My team has used this type of program in modelling chat logs. In the image above (the names have been altered to remove the details related to a case), the social networks are displayed with the tightly connected groups being packed together and the "outsiders" to the conversations are displayed further apart in the network display. This program has allowed for the display of social relationships between chat users. Additionally, it has been used to model changes to logs and to detect tampering with evidence.

The GEOMI program is developed by the Systems Biology Initiative, UNSW. [Prof. Marc Wilkins, Director,, Simone Li & Edwin Ho]. With their help, Ignatius and I shall be publishing a paper on the use of this and other visualisation programs in the following months.

Craig Wright, GFCA Gold #0265, is an author, auditor and forensic analyst. He has nearly 30 GIAC certifications, several post-graduate degrees and is one of a very small number of people who have successfully completed the GSE exam.


Posted October 28, 2008 at 10:29 AM | Permalink | Reply

Paul Bobby

How did the visualization of those chat logs help the investigation?
I have used Network Security Monitor (intellitactics) since v3.3 and became frustrated with the visual analysis aspect of data once the depiction became too busy. Other than knowing that ''something big' was going on, there was no other intelligence that could be gleaned from this type of ''web' once it got busy.

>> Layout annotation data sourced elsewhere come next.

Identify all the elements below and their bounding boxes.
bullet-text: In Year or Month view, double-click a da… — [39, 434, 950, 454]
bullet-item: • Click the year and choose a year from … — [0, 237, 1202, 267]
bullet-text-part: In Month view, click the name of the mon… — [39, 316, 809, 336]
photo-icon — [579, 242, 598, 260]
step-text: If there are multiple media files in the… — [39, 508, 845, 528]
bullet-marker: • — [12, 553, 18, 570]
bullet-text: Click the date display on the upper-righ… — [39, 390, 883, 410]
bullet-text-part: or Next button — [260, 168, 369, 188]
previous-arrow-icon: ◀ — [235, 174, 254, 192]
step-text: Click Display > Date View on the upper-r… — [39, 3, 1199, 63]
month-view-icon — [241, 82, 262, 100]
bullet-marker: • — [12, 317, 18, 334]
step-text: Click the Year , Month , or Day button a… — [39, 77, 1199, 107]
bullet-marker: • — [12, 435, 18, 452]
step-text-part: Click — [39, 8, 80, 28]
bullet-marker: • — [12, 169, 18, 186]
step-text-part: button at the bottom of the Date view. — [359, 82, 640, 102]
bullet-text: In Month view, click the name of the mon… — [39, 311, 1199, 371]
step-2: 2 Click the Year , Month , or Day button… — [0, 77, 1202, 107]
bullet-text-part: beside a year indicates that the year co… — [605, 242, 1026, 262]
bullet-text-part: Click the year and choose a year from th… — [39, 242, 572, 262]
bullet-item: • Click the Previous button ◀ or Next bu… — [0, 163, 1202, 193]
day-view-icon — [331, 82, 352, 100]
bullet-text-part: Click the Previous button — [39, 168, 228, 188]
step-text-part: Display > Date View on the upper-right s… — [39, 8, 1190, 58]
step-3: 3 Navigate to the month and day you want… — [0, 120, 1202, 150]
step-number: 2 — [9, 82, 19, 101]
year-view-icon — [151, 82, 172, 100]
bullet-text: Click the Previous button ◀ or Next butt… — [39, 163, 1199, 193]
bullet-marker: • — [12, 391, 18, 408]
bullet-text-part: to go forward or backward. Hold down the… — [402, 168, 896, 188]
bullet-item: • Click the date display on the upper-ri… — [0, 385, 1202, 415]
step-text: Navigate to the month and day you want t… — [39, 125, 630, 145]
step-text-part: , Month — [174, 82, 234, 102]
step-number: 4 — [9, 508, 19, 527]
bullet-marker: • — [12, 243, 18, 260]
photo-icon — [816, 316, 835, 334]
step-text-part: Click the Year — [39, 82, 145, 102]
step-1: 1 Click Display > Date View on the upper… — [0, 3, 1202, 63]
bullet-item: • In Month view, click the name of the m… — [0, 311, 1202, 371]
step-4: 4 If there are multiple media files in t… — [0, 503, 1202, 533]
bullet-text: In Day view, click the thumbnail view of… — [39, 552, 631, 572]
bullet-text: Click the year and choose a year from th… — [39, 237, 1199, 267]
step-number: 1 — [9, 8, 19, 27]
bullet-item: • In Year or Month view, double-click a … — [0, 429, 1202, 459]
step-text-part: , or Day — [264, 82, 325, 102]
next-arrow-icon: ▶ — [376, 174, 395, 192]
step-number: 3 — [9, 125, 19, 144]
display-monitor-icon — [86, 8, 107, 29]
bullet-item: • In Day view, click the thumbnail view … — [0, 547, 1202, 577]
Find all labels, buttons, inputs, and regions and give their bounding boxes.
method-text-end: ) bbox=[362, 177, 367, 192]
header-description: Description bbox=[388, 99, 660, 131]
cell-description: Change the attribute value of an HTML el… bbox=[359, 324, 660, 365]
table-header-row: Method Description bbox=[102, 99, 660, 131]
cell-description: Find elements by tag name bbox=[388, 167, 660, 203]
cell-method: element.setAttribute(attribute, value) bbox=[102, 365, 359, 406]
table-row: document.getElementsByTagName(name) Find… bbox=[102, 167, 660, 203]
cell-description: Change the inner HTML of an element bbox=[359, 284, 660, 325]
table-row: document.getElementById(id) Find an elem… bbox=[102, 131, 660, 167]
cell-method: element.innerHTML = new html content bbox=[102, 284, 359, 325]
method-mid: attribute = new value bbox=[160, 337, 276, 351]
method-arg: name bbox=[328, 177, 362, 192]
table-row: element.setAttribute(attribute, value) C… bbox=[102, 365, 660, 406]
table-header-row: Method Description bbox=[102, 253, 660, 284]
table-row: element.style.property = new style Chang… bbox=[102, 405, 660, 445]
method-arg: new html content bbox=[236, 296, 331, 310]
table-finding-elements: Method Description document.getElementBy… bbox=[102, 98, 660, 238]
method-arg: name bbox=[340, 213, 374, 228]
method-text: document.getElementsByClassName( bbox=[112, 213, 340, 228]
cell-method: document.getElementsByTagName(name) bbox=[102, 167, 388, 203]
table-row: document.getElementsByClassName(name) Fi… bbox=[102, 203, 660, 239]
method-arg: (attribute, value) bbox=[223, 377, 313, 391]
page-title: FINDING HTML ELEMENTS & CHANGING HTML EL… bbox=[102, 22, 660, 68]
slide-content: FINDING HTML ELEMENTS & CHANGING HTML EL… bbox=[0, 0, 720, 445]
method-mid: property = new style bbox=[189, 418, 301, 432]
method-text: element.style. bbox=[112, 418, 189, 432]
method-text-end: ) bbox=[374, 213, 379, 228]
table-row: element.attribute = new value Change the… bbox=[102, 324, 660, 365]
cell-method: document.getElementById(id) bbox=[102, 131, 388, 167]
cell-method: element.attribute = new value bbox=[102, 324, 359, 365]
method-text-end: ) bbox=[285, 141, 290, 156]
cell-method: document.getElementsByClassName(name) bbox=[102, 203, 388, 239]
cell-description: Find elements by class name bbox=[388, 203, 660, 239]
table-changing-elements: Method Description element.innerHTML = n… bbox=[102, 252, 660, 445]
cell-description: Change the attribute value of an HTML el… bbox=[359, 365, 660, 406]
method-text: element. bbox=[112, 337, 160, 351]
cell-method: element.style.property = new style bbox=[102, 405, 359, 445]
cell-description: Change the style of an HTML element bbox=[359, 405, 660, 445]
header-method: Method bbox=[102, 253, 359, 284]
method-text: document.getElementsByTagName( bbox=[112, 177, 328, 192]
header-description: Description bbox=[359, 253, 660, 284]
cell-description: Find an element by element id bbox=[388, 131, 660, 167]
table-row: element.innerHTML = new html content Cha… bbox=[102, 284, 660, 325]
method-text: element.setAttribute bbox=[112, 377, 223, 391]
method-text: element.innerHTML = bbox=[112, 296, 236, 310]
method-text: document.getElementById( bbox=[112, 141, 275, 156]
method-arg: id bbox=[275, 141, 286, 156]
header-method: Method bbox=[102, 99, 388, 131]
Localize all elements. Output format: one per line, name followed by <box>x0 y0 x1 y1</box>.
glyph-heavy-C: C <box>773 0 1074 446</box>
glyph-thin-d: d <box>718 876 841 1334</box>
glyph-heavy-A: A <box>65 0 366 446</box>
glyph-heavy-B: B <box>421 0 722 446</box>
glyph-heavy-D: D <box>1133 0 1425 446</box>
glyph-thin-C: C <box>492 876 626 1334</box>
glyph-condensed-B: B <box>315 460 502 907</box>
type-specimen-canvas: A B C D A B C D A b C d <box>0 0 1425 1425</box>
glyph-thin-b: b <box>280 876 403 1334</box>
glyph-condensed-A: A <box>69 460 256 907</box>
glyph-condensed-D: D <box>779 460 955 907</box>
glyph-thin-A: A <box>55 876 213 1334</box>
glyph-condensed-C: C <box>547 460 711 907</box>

Posted October 29, 2008 at 8:19 PM | Permalink | Reply


The visualization supported the underlying calculations. The network in question involved knowledge that certain parties where connected. The low link rates (with these parties on the fringes) did not support facts.
Seeing a person on the fringe who is known to be a central figure enabled a simple means to report that the logs had been tampered with. There are other calculations to support this, and in fact we also used a classification scheme based on RF (random forests), but these are more difficult to explain to a jurist.
The visualization is in effect a means to support other work.